I have possibly given the impression that PPP is an out-of-date and unuseful lesson format. I hope not. My aim is simply to show PPP for what it is:- a powerful way of dealing with the structures and, to a certain extent, the vocabulary of a language. PPP lesson formats should be used, and for at least two very good reasons:

1.There are times when explicit work on grammar is desirable. Structural syllabuses break down the grammar of a language into manageable chunks for learners. Analytic syllabuses give the learner no help in coming to terms with the grammar.

2.Contextualised presentations lead students to an explicit understanding of new language points in a way that allows slow, measured assimilation, allowing learners an opportunity to internalise new grammar in a methodical and `user friendly' way.

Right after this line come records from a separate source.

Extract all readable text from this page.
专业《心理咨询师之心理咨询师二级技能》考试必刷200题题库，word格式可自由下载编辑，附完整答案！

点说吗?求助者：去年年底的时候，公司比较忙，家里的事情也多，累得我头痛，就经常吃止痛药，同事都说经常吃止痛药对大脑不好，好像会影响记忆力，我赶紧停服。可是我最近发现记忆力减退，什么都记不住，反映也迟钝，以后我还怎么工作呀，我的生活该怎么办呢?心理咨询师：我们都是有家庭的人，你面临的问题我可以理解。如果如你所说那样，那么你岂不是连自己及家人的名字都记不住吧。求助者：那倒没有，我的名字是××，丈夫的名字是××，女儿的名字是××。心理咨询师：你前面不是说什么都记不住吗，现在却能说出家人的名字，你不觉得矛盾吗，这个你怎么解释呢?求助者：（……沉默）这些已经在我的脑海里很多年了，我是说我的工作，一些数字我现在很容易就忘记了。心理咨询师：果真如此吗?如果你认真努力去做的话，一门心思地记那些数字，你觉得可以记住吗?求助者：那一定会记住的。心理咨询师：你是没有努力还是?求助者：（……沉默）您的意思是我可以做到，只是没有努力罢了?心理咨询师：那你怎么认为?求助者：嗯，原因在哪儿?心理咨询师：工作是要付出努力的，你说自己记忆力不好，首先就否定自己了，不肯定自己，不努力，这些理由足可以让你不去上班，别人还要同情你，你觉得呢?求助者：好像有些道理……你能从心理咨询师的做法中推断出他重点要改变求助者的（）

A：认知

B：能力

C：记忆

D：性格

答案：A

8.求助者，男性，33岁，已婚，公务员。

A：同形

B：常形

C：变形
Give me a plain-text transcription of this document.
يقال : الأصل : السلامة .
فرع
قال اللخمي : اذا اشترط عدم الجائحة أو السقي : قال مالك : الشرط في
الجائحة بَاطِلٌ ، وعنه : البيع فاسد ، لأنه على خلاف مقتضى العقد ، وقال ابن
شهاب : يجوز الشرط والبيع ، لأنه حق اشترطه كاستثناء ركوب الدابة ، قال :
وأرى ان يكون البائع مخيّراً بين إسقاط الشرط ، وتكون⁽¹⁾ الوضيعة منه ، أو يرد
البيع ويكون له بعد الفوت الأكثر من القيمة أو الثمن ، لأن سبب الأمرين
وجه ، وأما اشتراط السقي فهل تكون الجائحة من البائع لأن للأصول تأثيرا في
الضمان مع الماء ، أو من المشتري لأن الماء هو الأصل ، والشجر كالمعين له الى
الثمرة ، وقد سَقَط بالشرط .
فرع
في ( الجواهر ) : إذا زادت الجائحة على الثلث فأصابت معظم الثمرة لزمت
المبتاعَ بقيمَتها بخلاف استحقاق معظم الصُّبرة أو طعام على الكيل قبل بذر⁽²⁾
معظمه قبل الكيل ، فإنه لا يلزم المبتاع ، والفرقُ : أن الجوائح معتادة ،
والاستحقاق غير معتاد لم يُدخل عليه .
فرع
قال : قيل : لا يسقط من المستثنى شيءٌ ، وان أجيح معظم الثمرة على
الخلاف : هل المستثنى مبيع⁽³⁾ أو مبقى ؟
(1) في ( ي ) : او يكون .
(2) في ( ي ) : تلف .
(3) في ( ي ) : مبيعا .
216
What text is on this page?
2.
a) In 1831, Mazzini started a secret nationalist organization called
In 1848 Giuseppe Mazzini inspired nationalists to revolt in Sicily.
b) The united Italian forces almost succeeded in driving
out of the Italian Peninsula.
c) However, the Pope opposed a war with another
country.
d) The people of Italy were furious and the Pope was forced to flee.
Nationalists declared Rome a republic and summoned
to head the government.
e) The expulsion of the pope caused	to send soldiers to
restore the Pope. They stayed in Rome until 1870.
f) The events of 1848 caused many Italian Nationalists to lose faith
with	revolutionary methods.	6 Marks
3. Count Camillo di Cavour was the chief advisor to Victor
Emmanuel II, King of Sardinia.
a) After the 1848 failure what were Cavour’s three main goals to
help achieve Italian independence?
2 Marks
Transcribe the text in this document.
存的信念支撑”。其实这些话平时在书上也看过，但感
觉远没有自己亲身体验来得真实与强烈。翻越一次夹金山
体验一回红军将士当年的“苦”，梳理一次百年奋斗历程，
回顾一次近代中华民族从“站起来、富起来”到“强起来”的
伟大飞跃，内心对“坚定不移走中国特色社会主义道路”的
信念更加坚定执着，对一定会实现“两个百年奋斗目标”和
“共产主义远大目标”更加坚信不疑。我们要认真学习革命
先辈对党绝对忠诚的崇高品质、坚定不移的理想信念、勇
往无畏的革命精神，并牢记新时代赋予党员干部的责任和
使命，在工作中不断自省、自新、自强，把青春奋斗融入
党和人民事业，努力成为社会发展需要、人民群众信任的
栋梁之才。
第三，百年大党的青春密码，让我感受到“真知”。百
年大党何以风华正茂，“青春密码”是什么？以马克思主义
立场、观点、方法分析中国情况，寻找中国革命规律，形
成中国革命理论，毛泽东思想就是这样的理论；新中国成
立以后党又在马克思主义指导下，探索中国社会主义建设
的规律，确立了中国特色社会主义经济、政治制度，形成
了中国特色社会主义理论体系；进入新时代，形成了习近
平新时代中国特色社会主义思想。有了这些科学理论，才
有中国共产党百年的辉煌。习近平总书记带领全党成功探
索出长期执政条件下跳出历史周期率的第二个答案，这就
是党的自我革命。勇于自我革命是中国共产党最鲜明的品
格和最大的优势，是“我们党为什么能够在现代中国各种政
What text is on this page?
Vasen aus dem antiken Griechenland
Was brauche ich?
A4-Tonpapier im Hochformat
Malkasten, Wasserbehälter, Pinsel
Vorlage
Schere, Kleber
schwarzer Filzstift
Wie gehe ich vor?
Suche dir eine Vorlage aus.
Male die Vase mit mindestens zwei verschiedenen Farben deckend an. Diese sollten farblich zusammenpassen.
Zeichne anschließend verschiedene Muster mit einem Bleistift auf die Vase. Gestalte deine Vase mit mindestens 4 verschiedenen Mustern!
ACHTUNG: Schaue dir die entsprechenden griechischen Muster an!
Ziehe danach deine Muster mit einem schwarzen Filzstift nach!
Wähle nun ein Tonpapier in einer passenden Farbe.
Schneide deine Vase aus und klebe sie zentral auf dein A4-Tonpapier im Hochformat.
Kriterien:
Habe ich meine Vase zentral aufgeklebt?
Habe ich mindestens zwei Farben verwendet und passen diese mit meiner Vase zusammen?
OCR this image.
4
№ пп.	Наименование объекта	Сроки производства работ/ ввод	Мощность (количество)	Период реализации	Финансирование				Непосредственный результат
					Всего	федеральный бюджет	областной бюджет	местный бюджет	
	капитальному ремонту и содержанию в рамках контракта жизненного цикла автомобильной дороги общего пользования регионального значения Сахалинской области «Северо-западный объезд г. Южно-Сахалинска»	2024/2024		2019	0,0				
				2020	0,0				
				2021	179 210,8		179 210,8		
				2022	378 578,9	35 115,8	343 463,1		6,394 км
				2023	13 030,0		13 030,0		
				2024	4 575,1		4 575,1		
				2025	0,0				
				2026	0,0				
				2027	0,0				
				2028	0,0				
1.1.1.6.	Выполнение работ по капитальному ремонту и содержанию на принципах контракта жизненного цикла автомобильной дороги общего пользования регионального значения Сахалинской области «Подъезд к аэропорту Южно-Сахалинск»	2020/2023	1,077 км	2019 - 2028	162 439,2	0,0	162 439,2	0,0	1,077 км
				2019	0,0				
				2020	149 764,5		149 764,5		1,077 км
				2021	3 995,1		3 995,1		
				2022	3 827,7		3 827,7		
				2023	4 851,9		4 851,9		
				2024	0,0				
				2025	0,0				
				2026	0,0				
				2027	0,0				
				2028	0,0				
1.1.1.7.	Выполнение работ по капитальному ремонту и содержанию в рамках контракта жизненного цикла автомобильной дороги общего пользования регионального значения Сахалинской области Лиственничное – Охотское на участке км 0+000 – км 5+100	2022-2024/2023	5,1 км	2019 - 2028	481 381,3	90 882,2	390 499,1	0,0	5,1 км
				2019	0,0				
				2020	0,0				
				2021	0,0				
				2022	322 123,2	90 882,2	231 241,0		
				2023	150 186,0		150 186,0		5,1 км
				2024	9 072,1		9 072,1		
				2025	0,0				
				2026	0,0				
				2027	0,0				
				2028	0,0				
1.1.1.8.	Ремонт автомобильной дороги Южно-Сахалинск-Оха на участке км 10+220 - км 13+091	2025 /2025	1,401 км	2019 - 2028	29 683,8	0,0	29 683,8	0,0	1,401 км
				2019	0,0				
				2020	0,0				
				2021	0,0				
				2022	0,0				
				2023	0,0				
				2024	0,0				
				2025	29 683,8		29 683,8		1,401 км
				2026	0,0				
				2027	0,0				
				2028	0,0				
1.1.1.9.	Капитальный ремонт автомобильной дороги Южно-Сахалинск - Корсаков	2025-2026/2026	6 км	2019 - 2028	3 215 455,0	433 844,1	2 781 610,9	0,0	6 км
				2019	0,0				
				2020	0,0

But PPP and its attendant structural syllabus is not enough in itself. It is no substitute for exposing learners to examples of written and spoken language use. It is no substitute for task-based fluency work. Furthermore, the area of language learning relevant to PPP is a means to an end. Explicit knowledge of the structure of a language cannot be the purpose of language learning in itself, except for a select group of linguists and philologists. But performing tasks in a language, and handling texts in that language are ends in themselves.

So, keep structural syllabus, and the PPP lesson format, but keep it in its place as an adjunct to syllabuses based on the tasks, topics and situations that we need to learn language in order to handle. These last are the field of communicative language learning. PPP is PPP, and communication is something else.